My 1970 encyclopaedia says flatly that ancients opened skulls to let out the evil spirits of disease. That tune changes in more recent articles. It's more likely that neolithic surgeons opened skulls to clean up local skull fractures and remove bone splinters. They used trepanning to relieve fluid pressure.
So: was this surgery the work of science or of superstition? When we try to answer, our 20th-century superstitions confuse us. Does lancing a boil release evil spirits or dead blood cells? If the result is the same, do we care? The useful question isn't, "What did stone age doctors believe about the process?" but "Did the process achieve healing?" Medicine is, after all, an empirical art. We judge what we do by success or failure.
Maybe some answers lie among modern primitive people. When Europeans came here, they found the Native Americans suturing wounds, setting bones, and doing amputations. They even opened the chest to drain abscesses. They knew how to use a bewildering array of herbal cures.
Two trepanned Aborigine skulls, only a few hundred yours old, recently turned up in Australia. Maybe all this cutting and sawing into flesh and bone was done to the songs of a spirit world. But I can't see how that either adds to, or takes from, its validity as empirical science.
In the end, we never will know why our stone-age ancestors trepanned human skulls -- not for sure. But I'll bet they did more good than harm with it. One thing we have to learn, over and over, is that our forbears were bright, inventive, risk-takers -- and that we have underrated them far too often.
I'm John Lienhard, at the University of Houston, where we're interested in the way inventive minds work.
Lyons, A.S., and Petrucelli, R.J. II, Medicine: An Illustrated History. New York: Harry N. Abrams, Inc. Publisher, 1987.

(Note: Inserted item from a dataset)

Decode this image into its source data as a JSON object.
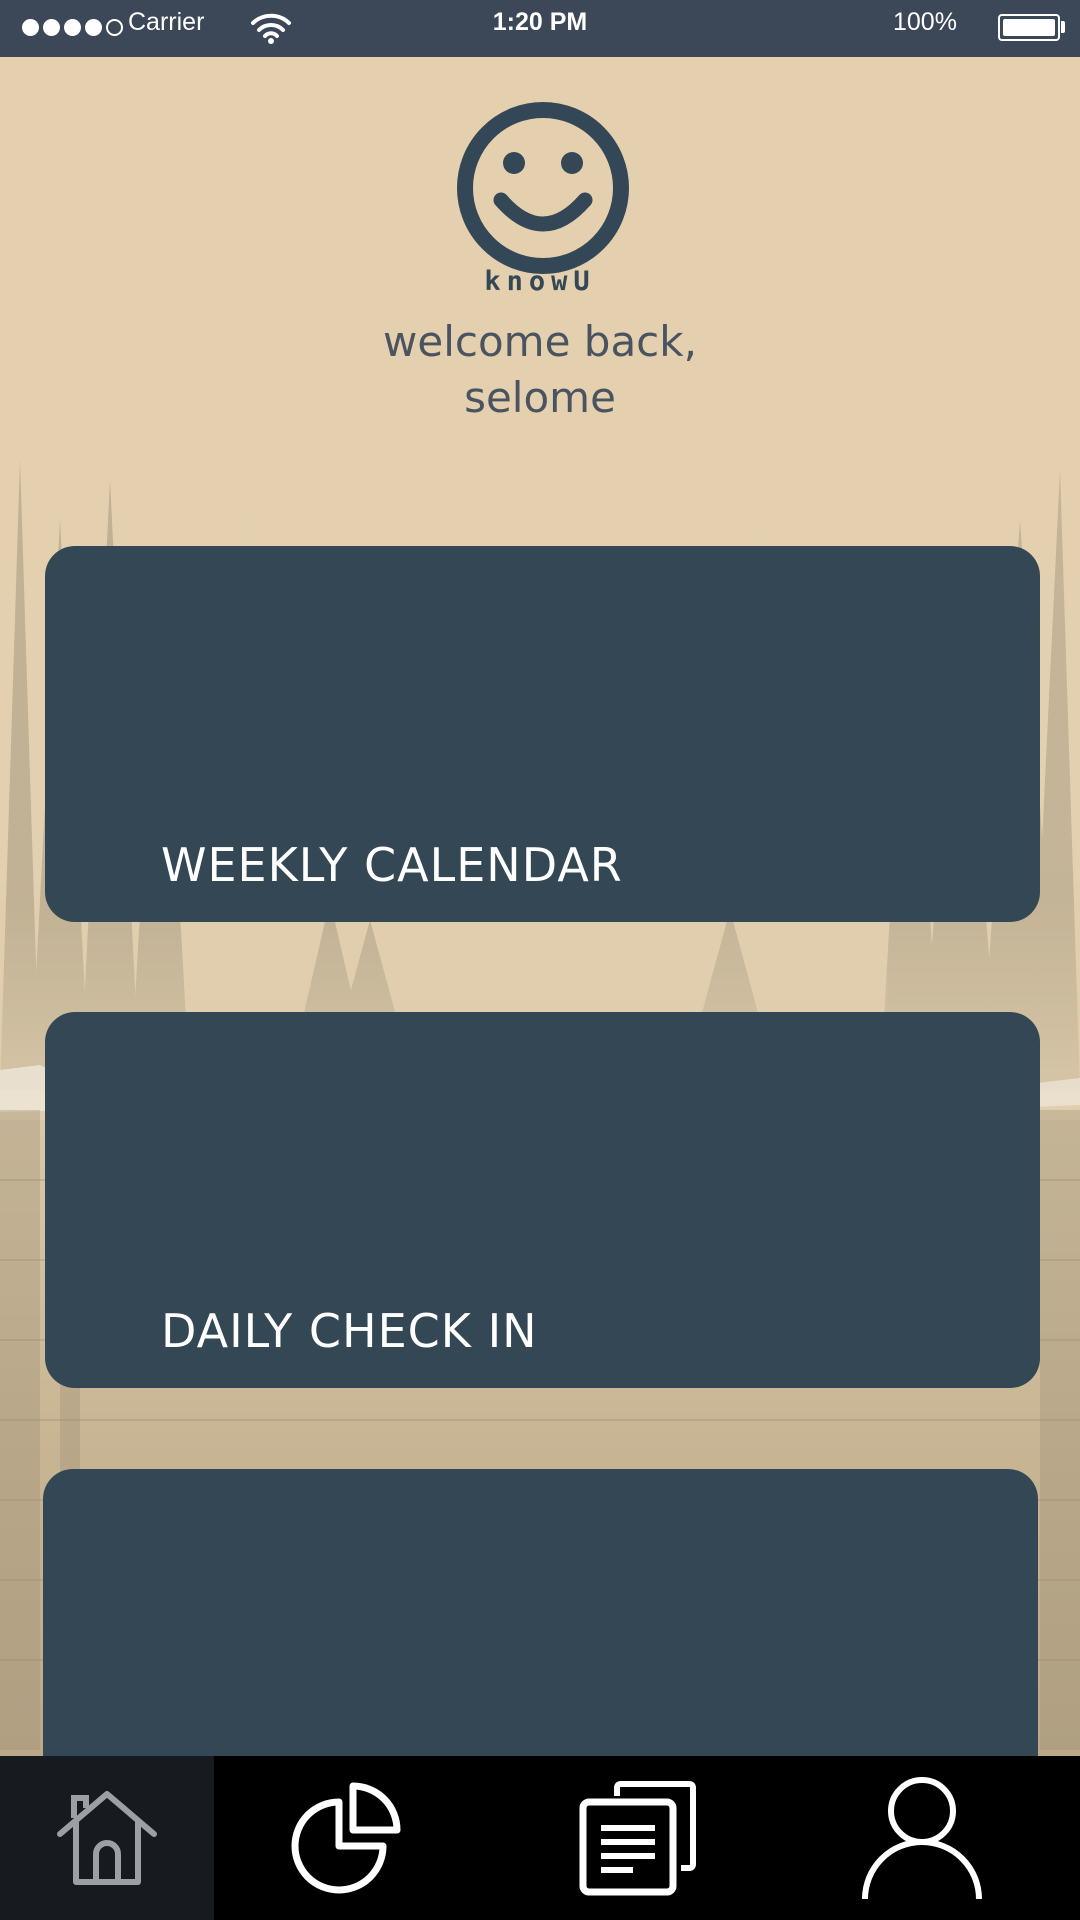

In the following articles, we bear in mind that the verbs trephining and trepanning are near synonyms. (A modern trephine is a power driven circular saw. The older surgical trepan was a brace and bit that removed a circular bone plug.)
Webb, S.G., Two Possible Cases of Trephination from Australia. American Journal of Physical Anthropology, Vol. 75, 1988, pp. 541-548.
Prioreschi, P., Possible Reasons for Neolithic Skull Trephining. Perspectives in Biology and Medicine, Vol. 34, No. 2, Winter 1991, pp. 296-303. (see also a discussion of this article in Vol. 35, No. 2, 1992, pp. 311-313.)
A much earlier set of speculations on the purpose of trepanning is given in the five articles in the Sept. 1939 issue of Ciba Symposia, Vol. 1, No. 6.
Most early trepanning was done to males. Some 50 to 80 percent of the people trepanned lived to tell about it. A very small fraction of all ancient skulls have been trepanned. In a few cases we find skulls that have been trepanned several times.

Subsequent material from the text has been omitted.